Working Diagnosis:
Gastric varices with splenic vein occlusion and perinephric hematoma collection
Treatment:
After consultation with Urology and IR, he was admitted for further management. He received a transfusion of pRBC. While awaiting admission to the floor, the patient had a large volume dark-bloody emesis and required 2U pRBC, 2U FFP, 1U platelets. GI was consulted emergently and IV PPI and octreotide were initiated. He was admitted to MICU for close monitoring.
Outcome:
He was monitored in the ICU and permitted a clear liquid diet. He remained on octreotide IV for 72 hours. He was started on a non-selective beta blocker (propranolol or nadolol) started with goal HR 50-60. CT angiogram was performed to evaluate patency of splenic vein given splenomegaly, and to evaluate for feasibility of Balloon-occluded retrograde transvenous obliteration (BRTO). IR was consulted and an ultrasound guided drainage was performed of left kidney subcapsular collection, yielding 100 mL of old hematoma fluid. Case Photo #5 Case Photo #6
IR performed a direct portogram via transhepatic access, which demonstrated occlusion of the central portion of the splenic vein with filling of gastric varices and gastrocolic trunk. Two overlapping bare-metal self-expanding stents were placed across the occlusion. Portogram subsequently showed brisk hepatopetal flow through the stented portion of the splenic vein and minimal contrast filling of gastric varices. Case Photo #7 Case Photo #8
He was subsequently discharged to home with recommendation for follow up EGD 4 weeks later. He was readmitted for recurrent perirenal hematoma Case Photo #9 Case Photo #10 , requiring IR placement of a drainage catheter. He ultimately retired from MMA.
Author's Comments:
Sports make up 10 percent of all traumatic abdominal injuries. Traumatic abdominal injuries are more common in the pediatric population and approximately 16-30 percent of pediatric traumatic renal injuries are from sports. Incidence is most common in contact and high velocity sports (cycling, skiing, etc.) Renal trauma accounts for 5% of blunt abdominal traumatic injuries and 86 percent of renal traumas occur with concomitant abdominal injuries. However, in sports renal trauma as an isolated injury is more common.
Presenting signs may include flank hematoma, abdominal or flank tenderness, rib fractures or hematuria defined as greater than 50 RBC noted on UA. Initial workup should include thorough laboratory assessment with UA, CBC, BMP, lipase, liver function tests, coagulation studies. A Contrast-enhanced CT is considered the gold standard for diagnosis.

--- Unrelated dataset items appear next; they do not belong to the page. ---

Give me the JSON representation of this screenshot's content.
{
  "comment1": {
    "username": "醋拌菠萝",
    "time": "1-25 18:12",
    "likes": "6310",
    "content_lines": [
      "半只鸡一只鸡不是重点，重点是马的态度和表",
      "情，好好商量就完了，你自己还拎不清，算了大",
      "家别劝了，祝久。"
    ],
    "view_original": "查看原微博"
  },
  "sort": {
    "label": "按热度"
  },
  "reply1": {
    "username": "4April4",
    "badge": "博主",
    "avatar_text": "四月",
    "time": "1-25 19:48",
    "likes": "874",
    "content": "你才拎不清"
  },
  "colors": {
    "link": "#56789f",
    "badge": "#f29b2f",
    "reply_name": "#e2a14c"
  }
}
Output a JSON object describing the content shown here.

Nonoperative management is appropriate for hemodynamically stable patients with renal trauma and the majority of injuries nonoperative management is adequate. Serial exams and ICU monitoring is critical. Angiography with embolization may be indicated in select patients and is preferred over operative management. Operative management is reserved in hemodynamically unstable, unresponsive to resuscitation measures, or failed nonoperative management.

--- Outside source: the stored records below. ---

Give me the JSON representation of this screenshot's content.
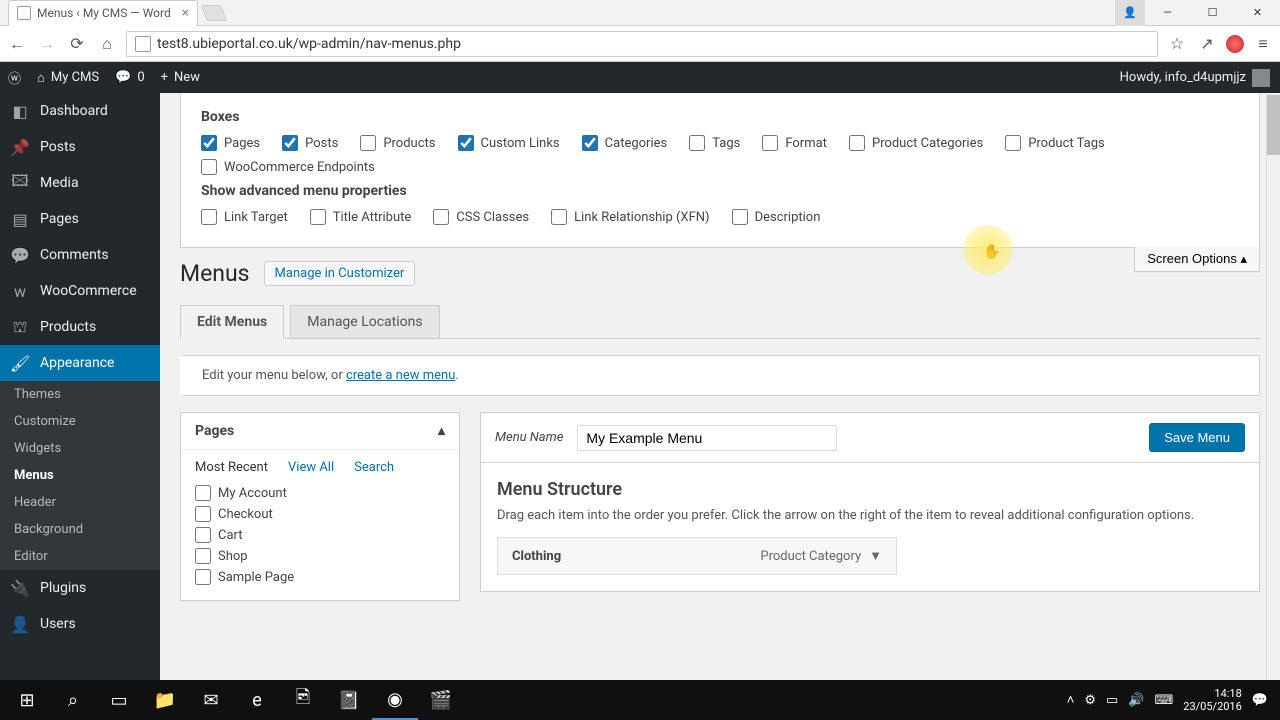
{
  "browser": {
    "tab_title": "Menus ‹ My CMS — Word",
    "url": "test8.ubieportal.co.uk/wp-admin/nav-menus.php"
  },
  "adminbar": {
    "site": "My CMS",
    "comments": "0",
    "new": "New",
    "howdy": "Howdy, info_d4upmjjz"
  },
  "sidebar": {
    "dashboard": "Dashboard",
    "posts": "Posts",
    "media": "Media",
    "pages": "Pages",
    "comments": "Comments",
    "woocommerce": "WooCommerce",
    "products": "Products",
    "appearance": "Appearance",
    "plugins": "Plugins",
    "users": "Users",
    "submenu": {
      "themes": "Themes",
      "customize": "Customize",
      "widgets": "Widgets",
      "menus": "Menus",
      "header": "Header",
      "background": "Background",
      "editor": "Editor"
    }
  },
  "screen_options": {
    "toggle": "Screen Options",
    "boxes_h": "Boxes",
    "boxes": {
      "pages": "Pages",
      "posts": "Posts",
      "products": "Products",
      "custom_links": "Custom Links",
      "categories": "Categories",
      "tags": "Tags",
      "format": "Format",
      "product_categories": "Product Categories",
      "product_tags": "Product Tags",
      "woo_endpoints": "WooCommerce Endpoints"
    },
    "advanced_h": "Show advanced menu properties",
    "advanced": {
      "link_target": "Link Target",
      "title_attribute": "Title Attribute",
      "css_classes": "CSS Classes",
      "link_rel": "Link Relationship (XFN)",
      "description": "Description"
    }
  },
  "page": {
    "heading": "Menus",
    "customizer": "Manage in Customizer",
    "tab_edit": "Edit Menus",
    "tab_locations": "Manage Locations",
    "notice_pre": "Edit your menu below, or ",
    "notice_link": "create a new menu",
    "notice_post": "."
  },
  "pages_box": {
    "title": "Pages",
    "tab_recent": "Most Recent",
    "tab_all": "View All",
    "tab_search": "Search",
    "items": [
      "My Account",
      "Checkout",
      "Cart",
      "Shop",
      "Sample Page"
    ]
  },
  "menu": {
    "name_label": "Menu Name",
    "name_value": "My Example Menu",
    "save": "Save Menu",
    "structure_h": "Menu Structure",
    "structure_p": "Drag each item into the order you prefer. Click the arrow on the right of the item to reveal additional configuration options.",
    "item_label": "Clothing",
    "item_type": "Product Category"
  },
  "taskbar": {
    "time": "14:18",
    "date": "23/05/2016"
  }
}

Regarding return to play, athletes should not return to sport until hematuria has resolved, which can vary from 2-6 weeks.
Editor's Comments:
This case highlights the necessity of taking a thorough history in the athlete including past and present substance use. While athletes are generally healthy individuals, it is paramount to identify risk factors for more serious underlying conditions. While the vast majority of abdominal traumas can be managed nonoperatively, they can lead to potentially life-threatening injuries and should be carefully evaluated and monitored.